O ponto de inflexão ocorre porque os julgamentos da Corte indicaram que a alta rotatividade de inquilinos em prazos muito curtos pode descaracterizar a natureza residencial do condomínio, assemelhando-se a uma atividade comercial ou hoteleira. Para contrapor essa interpretação, a plataforma tem orientado seus usuários a participarem ativamente das assembleias e a buscarem o diálogo interno, defendendo que o direito de propriedade garante ao dono do imóvel a liberdade de alugar seu bem, independentemente do período da estadia ou da ferramenta digital utilizada.

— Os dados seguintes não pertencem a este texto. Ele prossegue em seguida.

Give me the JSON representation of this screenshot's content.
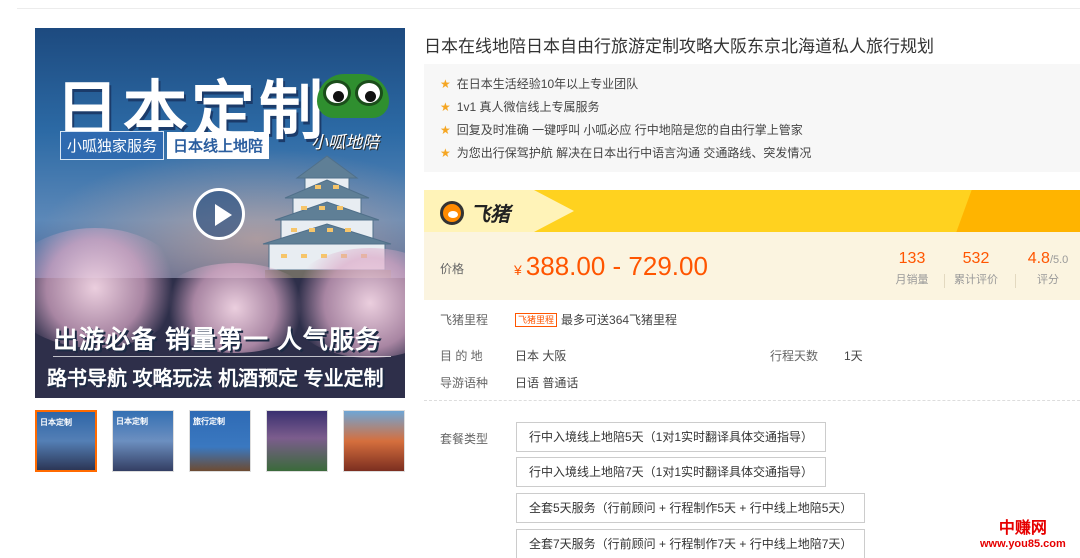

Essas novas diretrizes e o esforço de mobilização refletem uma tentativa de pacificar a relação entre investidores e moradores tradicionais. Especialistas apontam que a tendência atual exige que os proprietários que utilizam a plataforma adotem critérios mais rígidos de governança e convivência, como regras claras de silêncio, identificação rigorosa de hóspedes e respeito às normas de segurança das áreas comuns. A mudança no cenário jurídico não inviabiliza o negócio, mas redefine a atuação do Airbnb e de seus parceiros, transformando a gestão de condomínios em um elemento central para a viabilidade do investimento em locação flexível.